たとえば、太平洋戦争の三年八カ月のうちの二年七カ月にわたり指導者だった東條英機は、何を本当の目標としていたのでしょうか。彼もまた、爵位をもらって、華族になりたかったのです。もちろん、そんなことは表向きには口にしません。しかし、秘書たちとの私的な会話で、「この戦争に勝ったら、公爵あるいは侯爵といったところまで、もらえるのではないか」というようなことを話していたとの証言もあります。
芥川龍之介は「軍人というのは勲章が好きでしょうがない。勲章以外、彼らの仕事を評価する物がないからだ。しかし、その勲章のために、どれだけの兵隊が死んでいるか。それを考えろ」という意味のことを洩らしていますが、「一将功なりて万骨枯る」という世界が、どうしても軍人には付きまとうのです。軍事が栄達と関わり合うゆえに、「戦争に勝つこと」そのものが目的になりました。「戦争をしない」という軍事のあり方を模索する軍人は評価されません。

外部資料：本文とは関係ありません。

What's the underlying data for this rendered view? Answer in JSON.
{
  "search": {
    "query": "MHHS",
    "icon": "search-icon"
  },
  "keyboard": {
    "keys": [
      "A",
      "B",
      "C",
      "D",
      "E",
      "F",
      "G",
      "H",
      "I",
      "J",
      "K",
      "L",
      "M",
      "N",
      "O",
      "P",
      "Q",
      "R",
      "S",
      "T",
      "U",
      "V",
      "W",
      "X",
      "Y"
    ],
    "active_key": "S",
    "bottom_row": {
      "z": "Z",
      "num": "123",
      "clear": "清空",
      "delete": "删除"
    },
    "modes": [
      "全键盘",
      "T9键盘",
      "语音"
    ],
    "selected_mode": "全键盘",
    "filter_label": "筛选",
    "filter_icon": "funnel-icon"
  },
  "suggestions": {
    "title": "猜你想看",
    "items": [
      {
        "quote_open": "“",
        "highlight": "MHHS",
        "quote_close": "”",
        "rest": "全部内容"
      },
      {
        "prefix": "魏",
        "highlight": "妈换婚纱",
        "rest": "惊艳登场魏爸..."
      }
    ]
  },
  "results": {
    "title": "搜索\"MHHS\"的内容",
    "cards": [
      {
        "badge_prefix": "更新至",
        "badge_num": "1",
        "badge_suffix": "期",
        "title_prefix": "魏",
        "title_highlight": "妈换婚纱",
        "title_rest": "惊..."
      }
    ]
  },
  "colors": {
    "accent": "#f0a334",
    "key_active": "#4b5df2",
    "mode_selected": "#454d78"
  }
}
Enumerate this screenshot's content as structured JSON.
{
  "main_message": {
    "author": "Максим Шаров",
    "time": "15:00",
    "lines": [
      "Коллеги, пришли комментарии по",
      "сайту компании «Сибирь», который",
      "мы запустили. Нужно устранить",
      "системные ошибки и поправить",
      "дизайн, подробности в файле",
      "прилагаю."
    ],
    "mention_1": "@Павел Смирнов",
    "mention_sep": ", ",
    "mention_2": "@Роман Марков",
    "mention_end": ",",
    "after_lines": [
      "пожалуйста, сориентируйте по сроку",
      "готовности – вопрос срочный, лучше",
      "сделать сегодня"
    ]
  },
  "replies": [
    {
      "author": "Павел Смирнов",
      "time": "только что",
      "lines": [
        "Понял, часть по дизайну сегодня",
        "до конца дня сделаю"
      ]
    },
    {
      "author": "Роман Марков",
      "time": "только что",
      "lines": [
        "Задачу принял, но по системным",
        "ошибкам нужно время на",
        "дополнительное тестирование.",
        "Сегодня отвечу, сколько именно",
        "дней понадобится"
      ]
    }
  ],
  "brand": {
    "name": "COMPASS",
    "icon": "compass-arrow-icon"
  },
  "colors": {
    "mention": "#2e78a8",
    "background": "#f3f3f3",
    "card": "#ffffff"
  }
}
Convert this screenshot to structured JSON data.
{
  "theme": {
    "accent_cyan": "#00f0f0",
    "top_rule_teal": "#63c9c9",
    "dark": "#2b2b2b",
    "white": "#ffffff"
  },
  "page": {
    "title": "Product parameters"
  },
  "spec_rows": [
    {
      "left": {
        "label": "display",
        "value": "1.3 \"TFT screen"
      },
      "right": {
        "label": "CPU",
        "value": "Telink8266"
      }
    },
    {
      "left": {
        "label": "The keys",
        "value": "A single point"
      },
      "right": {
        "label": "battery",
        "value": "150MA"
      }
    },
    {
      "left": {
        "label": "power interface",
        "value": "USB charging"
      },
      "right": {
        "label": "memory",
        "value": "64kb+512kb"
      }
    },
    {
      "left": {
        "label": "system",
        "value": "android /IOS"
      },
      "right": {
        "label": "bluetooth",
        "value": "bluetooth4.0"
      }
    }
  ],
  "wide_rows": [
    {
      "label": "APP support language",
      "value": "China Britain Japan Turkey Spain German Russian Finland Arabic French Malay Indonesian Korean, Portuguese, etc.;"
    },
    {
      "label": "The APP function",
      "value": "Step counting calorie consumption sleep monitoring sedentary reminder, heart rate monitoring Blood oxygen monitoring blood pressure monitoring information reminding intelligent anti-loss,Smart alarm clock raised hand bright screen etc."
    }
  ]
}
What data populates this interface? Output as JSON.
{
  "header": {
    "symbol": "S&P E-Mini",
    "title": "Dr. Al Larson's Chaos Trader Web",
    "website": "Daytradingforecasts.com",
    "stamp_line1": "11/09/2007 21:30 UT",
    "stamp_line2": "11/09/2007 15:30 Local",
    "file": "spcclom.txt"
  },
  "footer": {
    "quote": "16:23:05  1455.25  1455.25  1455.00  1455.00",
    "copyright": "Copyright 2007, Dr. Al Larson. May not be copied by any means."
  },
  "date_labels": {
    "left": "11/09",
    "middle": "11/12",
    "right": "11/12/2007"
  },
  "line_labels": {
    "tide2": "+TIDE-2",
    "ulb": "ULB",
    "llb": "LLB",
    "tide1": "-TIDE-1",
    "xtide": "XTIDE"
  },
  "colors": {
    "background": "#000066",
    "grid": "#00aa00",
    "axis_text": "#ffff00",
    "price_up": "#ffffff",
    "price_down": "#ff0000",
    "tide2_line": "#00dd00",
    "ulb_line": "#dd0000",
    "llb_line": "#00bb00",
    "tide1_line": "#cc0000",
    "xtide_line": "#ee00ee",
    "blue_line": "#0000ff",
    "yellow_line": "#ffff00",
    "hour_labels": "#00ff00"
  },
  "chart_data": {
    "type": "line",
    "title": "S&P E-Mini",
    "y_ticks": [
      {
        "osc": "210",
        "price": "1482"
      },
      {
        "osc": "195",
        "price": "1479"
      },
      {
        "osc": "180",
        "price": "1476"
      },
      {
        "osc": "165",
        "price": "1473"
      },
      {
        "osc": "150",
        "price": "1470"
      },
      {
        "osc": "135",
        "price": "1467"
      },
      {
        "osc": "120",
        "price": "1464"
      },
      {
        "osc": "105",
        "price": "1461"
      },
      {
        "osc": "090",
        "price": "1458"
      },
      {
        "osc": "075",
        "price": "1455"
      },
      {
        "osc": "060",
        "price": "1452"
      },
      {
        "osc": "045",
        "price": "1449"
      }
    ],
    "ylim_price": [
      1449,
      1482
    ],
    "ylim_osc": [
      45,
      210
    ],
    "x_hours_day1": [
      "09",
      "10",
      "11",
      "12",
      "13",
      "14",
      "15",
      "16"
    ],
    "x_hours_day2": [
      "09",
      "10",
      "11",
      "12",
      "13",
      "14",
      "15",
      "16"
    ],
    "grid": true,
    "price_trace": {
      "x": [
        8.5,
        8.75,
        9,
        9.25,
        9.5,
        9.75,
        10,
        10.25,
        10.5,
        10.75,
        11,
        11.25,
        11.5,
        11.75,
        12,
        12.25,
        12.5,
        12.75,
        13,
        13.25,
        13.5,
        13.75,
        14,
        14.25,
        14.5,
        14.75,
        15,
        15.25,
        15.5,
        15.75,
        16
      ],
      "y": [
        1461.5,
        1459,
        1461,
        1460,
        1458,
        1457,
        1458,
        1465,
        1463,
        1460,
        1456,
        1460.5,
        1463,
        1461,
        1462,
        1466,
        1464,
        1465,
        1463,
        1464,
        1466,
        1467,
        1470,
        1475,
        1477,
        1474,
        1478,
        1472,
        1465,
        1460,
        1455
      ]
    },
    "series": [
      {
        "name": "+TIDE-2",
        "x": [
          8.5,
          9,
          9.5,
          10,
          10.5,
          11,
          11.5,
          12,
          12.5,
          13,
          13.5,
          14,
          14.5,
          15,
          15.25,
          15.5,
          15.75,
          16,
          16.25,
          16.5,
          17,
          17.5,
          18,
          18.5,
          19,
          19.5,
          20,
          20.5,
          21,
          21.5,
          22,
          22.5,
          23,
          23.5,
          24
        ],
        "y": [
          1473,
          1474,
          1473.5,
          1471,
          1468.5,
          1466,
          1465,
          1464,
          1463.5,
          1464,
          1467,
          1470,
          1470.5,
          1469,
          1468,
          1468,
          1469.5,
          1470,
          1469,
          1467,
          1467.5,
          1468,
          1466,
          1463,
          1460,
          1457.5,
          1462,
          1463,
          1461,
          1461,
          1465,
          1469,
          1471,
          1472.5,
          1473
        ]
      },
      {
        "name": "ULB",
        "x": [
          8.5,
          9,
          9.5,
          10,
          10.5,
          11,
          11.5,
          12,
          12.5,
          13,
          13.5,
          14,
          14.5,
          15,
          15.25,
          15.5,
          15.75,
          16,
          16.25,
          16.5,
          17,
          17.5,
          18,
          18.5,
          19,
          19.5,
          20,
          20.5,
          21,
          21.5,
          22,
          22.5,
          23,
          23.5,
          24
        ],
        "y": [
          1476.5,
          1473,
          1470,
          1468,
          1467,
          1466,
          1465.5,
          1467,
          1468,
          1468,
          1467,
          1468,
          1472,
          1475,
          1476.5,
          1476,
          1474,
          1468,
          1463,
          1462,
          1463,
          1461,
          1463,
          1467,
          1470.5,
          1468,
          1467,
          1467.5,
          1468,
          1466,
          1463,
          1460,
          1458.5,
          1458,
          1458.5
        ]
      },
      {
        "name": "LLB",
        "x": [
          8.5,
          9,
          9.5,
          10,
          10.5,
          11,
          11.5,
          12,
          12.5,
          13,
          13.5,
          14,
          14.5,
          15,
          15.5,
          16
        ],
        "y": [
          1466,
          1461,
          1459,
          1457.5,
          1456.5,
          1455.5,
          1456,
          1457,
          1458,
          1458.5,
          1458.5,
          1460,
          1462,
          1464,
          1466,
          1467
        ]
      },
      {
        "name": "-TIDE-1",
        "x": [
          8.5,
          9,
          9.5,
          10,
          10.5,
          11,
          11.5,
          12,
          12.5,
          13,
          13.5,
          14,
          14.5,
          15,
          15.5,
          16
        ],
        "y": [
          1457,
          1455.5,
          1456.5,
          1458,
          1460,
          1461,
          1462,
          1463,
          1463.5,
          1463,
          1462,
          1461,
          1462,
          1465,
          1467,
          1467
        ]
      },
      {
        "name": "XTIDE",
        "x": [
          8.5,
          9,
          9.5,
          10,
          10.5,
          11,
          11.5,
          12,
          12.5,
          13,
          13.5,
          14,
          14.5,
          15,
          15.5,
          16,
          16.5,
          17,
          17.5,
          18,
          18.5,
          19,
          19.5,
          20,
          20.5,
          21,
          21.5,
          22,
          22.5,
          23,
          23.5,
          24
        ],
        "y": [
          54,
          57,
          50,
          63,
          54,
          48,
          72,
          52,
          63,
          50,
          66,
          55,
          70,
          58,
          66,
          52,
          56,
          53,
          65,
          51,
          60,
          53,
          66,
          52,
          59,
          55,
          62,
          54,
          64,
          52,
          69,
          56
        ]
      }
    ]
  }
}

「戦争をしない」ということを一生懸命研究し、国民の命を守ることに専念する軍事学を提唱した人、あるいはそういうことを実行した人が爵位をもらうのではなく、戦争を選択し、何万人もの犠牲を出して勝った人が爵位をもらうのです。
軍人たちが爵位を欲しがる背景に、そういう皮肉で残酷な現実があることを、私たちは知っておくべきです。